Another extensive protection measure is the use of a web application firewall such as mod_security . This extension can be used for both Apache and Nginx and is based on the rules of the Open Web Application Security Project (OWASP) [2]. Regardless of the web application used, these rules can be used to fend off entire classes of attacks, such as SQL injections, cross-site scripting, or remote code execution.

If you move the application data of your web server to its own partition, you can still implement some security aspects with Linux on-board resources. Mount this partition directly with the flags nosuid, noexec, and nodev. With nosuid, you prevent the execution of a program with the rights of the file owner; noexec prevents the execution of any binary programs; and nodev blocks the use of special device files such as block devices located in the partition. This measure is quickly implemented, apart from the effort of adjusting the partitioning.

The verbosity of the server software itself is repeatedly seen as a weak point, and probably rightly so. By revealing the Linux distribution, the Apache or Nginx version used can give an attacker a lot of information. For example, it is possible to discover how regularly the system is updated through skilful observation. This allows an attacker to estimate whether and for how long your system is likely to be vulnerable to a specific vulnerability.

Vulnerabilities in other software can also be exploited if their patch level is known. Therefore, it is best to turn off the display of the server signature for the pages generated for Apache with the ServerSignature Off directive. Additionally, you should prevent Apache from disclosing its version in the Server HTTP header field, which you can do with the use of ServerTokens Prod. Under Nginx, you can achieve the same results if you configure server_tokens off for the entire server.

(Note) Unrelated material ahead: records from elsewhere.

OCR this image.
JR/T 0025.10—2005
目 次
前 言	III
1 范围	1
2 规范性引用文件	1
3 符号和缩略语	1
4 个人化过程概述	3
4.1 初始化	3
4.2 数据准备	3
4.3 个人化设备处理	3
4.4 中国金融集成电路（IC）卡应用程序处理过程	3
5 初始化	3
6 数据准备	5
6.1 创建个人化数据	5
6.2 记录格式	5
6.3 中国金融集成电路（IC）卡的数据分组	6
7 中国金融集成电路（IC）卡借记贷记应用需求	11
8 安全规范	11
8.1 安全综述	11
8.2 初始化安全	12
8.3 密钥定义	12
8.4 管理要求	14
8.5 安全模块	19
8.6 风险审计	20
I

Many automated attacks against web servers are based on the execution of scripts that are located on other web servers and must first be downloaded. Depending on which applications you run on your web server, you should prevent all outgoing connections of the web server user, if possible, using iptables. If you need outgoing connections (e.g., for automatic updates of your web applications), you should know the target servers and release them explicitly. Even if such a setting is useful for all system users of the server, the rule can be restricted to the web server user using the owner module for iptables.


TLS is fortunately on the advance thanks to Let's Encrypt. Linux security enhancements such as SELinux and AppArmor provide basic protection against local web server users taking steps beyond their intended competencies. Web application firewalls such as mod_security protect web applications against standard attacks; against targeted attacks, it ultimately helps to limit your web server's ability to provide information and communicate.